I've long since learnt nothing on the internet is anonymous, no matter how many precautionary steps you take, but I have to say I don't feel too good about this whole affair. I know my own anyonimization is flimsier than a wet cardboard box, and I'm not nearly important to have my privacy violated by an elected official, but I can't help but feel that I'd be really angry if someone'd done the same to me.

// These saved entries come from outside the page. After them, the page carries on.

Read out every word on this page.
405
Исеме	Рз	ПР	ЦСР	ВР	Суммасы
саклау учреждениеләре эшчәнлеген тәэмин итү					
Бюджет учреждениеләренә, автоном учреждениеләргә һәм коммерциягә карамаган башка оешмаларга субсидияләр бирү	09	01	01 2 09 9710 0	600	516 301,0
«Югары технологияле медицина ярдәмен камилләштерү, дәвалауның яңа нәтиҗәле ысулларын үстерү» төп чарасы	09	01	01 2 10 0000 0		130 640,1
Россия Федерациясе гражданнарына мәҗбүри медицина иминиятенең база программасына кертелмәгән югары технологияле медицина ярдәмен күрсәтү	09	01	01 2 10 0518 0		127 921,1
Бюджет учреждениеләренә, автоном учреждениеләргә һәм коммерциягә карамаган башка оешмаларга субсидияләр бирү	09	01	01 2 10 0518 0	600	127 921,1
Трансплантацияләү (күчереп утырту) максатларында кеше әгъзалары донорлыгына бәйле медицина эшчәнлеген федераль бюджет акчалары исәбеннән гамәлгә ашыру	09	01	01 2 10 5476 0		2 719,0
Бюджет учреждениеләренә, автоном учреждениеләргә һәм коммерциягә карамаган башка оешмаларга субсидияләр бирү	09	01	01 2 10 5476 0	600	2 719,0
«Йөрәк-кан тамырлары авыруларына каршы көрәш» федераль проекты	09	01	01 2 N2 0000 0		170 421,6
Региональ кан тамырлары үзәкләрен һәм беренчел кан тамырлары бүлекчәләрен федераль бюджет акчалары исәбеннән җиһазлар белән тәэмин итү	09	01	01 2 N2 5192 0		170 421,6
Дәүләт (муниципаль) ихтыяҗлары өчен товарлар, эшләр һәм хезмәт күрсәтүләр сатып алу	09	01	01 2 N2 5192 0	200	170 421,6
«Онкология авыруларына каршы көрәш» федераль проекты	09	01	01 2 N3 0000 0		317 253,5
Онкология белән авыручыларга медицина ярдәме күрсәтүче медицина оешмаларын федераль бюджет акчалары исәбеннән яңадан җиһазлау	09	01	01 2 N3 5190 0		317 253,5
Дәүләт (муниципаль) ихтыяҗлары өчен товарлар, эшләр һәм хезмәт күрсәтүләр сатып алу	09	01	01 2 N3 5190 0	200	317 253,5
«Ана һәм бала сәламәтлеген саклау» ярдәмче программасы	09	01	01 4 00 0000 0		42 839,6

Snoskred writes with the story of a blogger who chose to remain pseudonymous, who has been outed by an Alaskan politician in his legislative newsletter. Alaska Rep. Mike Doogan had been writing bizarre emails to people who emailed him, and the Alaskan blogger "Mudflats" was one of those who called him on it. (Mudflats first began getting noticed after blogging about Sarah Palin from a local point of view.) Doogan seems to have developed a particular itch to learn who Mudflats is, and he finally found out, though he got her last name wrong, and named her in his official newsletter. The Huffington Post is one of the many outlets writing about the affair. The blogger happens to be Democrat — as is Doogan — but that is immaterial to the question of the right to anonymity in political speech. Does an American have the right to post political opinion online anonymously? May a government official breach that anonymity absent a compelling state interest?
I guess this just reminds us all that we need to watch what sort of wake we leave on the internet.